The reranker adds ~1 s to the user-visible path on CPU. Negligible
relative to the existing reconciler latency, well under the brief's
demo budget.

## Findings worth remembering

1. **The retriever's per-doc dedup is in the wrong place.** Currently
   `app/rag.py:retrieve()` keeps "at most 1 chunk per doc" and then
   returns top-K. For the reranker integration, this should be
   inverted: gather top-20 *with duplicates*, rerank, then dedup to
   top-3. Otherwise we're throwing away high-relevance chunks before
   the rerank ever sees them.

2. **Cross-encoder `cache_dir` arg is deprecated** in current
   sentence-transformers; passes through with a warning. Move to
   `model_kwargs={"cache_dir": ...}` when integrating to silence it.

3. **Reranker disagrees with the retriever in interesting ways.** On
   the test query the retriever's rank-1 (a generic MTA roadmap intro)
   was a content-light string that scored high on lexical/embedding
   surface similarity to "flood risk heavy rainfall". The reranker
   correctly surfaced more specific content. This is the canonical
   reason cross-encoder reranking matters.

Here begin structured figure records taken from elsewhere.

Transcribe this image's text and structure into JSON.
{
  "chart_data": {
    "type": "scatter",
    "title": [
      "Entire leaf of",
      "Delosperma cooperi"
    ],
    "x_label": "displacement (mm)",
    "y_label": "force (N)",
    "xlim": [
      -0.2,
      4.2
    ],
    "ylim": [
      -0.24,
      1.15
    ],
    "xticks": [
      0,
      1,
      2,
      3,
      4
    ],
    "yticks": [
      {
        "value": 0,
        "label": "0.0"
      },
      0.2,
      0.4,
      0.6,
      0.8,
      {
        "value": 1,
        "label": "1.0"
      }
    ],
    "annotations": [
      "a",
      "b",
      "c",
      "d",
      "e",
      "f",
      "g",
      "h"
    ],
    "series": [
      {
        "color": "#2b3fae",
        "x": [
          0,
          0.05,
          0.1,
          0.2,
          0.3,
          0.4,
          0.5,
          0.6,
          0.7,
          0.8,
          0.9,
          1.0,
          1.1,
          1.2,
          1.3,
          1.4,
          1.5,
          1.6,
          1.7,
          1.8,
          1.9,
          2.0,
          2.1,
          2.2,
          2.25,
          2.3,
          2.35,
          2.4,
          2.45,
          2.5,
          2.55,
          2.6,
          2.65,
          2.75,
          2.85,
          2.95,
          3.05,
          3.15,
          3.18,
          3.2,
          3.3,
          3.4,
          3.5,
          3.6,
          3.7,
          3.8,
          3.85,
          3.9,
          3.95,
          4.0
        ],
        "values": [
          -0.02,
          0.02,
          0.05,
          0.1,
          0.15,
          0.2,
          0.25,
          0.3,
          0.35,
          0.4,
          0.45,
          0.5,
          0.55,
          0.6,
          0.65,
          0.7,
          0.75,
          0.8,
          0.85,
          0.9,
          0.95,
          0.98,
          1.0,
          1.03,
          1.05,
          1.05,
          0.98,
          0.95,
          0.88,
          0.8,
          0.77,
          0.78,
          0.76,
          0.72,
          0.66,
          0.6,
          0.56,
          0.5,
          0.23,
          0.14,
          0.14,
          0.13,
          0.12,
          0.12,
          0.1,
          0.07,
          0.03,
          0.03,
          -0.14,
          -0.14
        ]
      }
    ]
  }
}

4. **Sidecar deployment story.** No GPU needed for the reranker; ~600
   MB resident on CPU; loads in ~2 s after first download. Fits
   trivially in the HF Spaces T4 image. The vLLM-served alternative
   was explicitly out-of-scope per the project decision and isn't
   needed for these latencies.

## Files

```
03_granite_reranker/
  rerank.py           CrossEncoder load + predict wrapper
  run_double_gate.py  retriever -> reranker -> reconciler probe
  RESULTS.md          (this file)
  .cache/             reranker weights, double_gate_*.json
```

## Conclusion

Specialist works on both backends with the expected behavior change
(reranker reorders top-3 in a query-relevant way; reconciler refuses to
fabricate when source content doesn't address the query).

**Recommended path forward:** integrate as a one-line addition to
`app/rag.py:retrieve()`: take retriever top-K=20 (drop the existing
per-doc dedup), call the reranker, then dedup to top-3. Load the
cross-encoder once at app boot in `warm()`. Single env var
`RIPRAP_RERANKER_ENABLE=1` to gate the new behavior so the existing
production path is unchanged by default.